Setting Achievable Goals

How many goals have you set in your life that you’ve not followed through on?  Quite often this is because we don’t set goals correctly, or we get goals and states (feelings) mixed up, e.g my goal is to feel happy.  Feeling happy is simply that, a feeling and we can have it any time we desire. However, our goal may be to have a job that we find fulfilling (and therefore makes us happy).

Make your goals SMART+ (or extra smart J ) So, let’s look at how we can help ourselves to set achievable goals…

Be specific

Acknowledge what we specifically want.  There is no point in having a goal that is ‘fluffy’ a fluffy goal is no goal at all.  There’s a world of difference between –

I’m going to bake a cake for my Mum’s birthday

and

On the 13th July, I will make a chocolate cake for my Mum’s birthday.  The round cake will be iced in chocolate icing and will use the chocolate fudge cake recipe.  I’ll carry out two trial runs in June using the exact ingredients and equipment. 

Be positive

We need to state our specific goal in the positive (it’s very easy to say what we don’t want but a bit trickier to define exactly what we do want).  E.g. I don’t want to eat a rubbish shop bought cake at Mum’s next birthday vs I’m going to make a chocolate fudge cake for Mum’s next birthday.  The first statement gives us too many options of what to do instead, e.g buy form a different place, don’t have one at all or make one.  The second statement is very clear about what we plan to do.

Keep it simple

We need to make sure it’s simple – this may mean breaking down our goal into more manageable chunks. For my first attempt I’m not going to make a 3-tiered cake, I’m going to achieve one simple chocolate fudge cake.

Know when we’ve done it

It needs to be measurable – this means knowing exactly how we will know when we have completed it.  I’ve met many people who have achieved goals in their life but don’t realise they have as they didn’t state a specific end point.  They’re constantly searching to do more or be better and always feel disappointed in their achievements.  So, in our example, I know exactly when I have finished my goal because I’ve described the result exactly as I see it.

Make it mean something

It also needs to be meaningful to us – often we set goals that mean something to others.  If we don’t put ourselves front and centre of our goal, then we think about our goals in terms of other people and responsibility tends to drift away.  In my example, I am making the cake because I want mum to have a nice one at her next birthday… this means something to me.

Is it possible?

We need to make sure it’s possible (in some form) – I find it helpful to think of other people who have done the same goal and to think of other goals I have achieved similar to this one.  A combination of these two things helps me confirm I can achieve it. 

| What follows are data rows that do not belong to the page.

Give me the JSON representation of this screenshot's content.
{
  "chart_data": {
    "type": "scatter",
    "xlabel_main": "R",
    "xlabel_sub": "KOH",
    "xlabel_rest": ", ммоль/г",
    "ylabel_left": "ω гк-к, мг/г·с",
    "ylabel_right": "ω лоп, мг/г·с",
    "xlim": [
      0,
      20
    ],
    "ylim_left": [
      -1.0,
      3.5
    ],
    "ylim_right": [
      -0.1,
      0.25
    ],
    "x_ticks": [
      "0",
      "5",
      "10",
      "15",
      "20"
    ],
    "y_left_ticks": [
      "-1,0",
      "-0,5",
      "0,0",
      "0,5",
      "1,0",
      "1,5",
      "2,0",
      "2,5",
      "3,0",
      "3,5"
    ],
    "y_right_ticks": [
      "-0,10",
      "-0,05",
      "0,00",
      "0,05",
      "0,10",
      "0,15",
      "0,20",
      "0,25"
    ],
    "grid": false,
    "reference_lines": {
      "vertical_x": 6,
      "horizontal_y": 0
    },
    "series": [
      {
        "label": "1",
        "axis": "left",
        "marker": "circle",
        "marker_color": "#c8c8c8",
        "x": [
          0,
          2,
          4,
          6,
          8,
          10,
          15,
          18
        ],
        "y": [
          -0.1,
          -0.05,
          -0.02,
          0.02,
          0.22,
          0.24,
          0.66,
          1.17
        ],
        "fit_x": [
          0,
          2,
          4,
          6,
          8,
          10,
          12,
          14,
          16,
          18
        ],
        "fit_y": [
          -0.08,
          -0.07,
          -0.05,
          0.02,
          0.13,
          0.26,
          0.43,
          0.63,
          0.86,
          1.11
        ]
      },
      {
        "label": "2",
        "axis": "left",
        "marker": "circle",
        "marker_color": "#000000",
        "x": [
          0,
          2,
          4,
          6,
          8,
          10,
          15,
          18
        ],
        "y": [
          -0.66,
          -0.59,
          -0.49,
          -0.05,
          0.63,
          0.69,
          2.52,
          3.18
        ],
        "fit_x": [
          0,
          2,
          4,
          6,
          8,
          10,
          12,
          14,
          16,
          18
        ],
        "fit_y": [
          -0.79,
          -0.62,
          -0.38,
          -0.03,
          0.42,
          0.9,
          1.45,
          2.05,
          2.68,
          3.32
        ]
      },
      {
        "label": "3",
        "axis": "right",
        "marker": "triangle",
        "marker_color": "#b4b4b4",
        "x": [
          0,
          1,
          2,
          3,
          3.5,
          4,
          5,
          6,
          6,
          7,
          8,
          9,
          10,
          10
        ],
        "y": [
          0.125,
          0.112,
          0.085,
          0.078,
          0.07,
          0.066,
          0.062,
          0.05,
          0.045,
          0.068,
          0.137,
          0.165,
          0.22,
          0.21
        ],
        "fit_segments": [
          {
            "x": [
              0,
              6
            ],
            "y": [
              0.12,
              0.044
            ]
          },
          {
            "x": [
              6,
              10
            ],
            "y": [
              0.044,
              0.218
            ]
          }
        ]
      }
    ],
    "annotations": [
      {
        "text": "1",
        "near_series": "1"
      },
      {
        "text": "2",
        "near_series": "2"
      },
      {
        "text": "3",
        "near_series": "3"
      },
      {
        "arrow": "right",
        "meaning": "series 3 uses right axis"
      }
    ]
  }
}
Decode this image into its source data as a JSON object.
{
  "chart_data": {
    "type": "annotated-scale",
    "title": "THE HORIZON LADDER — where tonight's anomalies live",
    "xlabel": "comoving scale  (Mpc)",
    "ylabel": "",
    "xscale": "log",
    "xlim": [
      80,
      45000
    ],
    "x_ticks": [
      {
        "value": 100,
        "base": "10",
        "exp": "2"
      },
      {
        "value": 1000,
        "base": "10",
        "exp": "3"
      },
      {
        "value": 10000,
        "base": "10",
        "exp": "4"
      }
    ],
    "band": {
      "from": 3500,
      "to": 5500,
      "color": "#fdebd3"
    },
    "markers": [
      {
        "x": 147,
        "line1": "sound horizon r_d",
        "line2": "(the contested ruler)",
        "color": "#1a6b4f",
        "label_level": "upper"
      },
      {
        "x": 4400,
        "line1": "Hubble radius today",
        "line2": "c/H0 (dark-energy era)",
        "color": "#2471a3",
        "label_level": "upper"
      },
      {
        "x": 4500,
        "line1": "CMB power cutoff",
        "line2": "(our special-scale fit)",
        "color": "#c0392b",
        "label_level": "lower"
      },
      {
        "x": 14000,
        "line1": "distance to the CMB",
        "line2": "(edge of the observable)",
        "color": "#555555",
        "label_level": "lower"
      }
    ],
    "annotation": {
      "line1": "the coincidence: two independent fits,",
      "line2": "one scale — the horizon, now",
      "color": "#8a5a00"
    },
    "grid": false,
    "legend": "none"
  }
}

Act as though we can do it (even if we can’t yet)

Have you ever heard the term ‘fake it until you make it’?  In the context of our goal setting, we can help ourselves get started by ‘acting as if’, this means act as though we’re doing it already or at least on our way.   Before I start baking, I’m going to put myself in the mindset of someone who is highly skilled in that area and channel their brilliance.

Take responsibility

We need to be 100% responsible for our goal.  If we don’t take 100% responsibility for it, then some of the goal will always be floating around outside of your control.  This doesn’t mean you can’t ask for support (see below) you just need to keep an eye on the support you’re getting to make sure you still have overall responsibility.   If I need help from someone, I will be very specific about the help I need and keep checking in to make sure they can complete their side of the task.

Gather our resources

We need to identify the resources we need to achieve our goal – when we talk about resources, we’re not just talking about the tools we may need to complete the job we’re also talking about support from others or training we may need.  Who else can help us?  Earlier we identified people who have already achieved our goal or at least something similar.  This may be a chance to call on them to provide support or you could identify how they achieved their goal and model their success.

Have an end point

When we set our goal, we need to ensure we set a date/time for completion – this is one of the most popular reasons for people not completing their goals – they don’t set a time limit therefore their goal is always ‘in progress’.  In my example, I have a specific date to complete my goal, as Mum’s birthday is a hard deadline, this was quite an easy one to set.  However, when I define my goal I will need to make sure I’m very specific about my practice dates, otherwise I could end up not getting time to practice before the big day.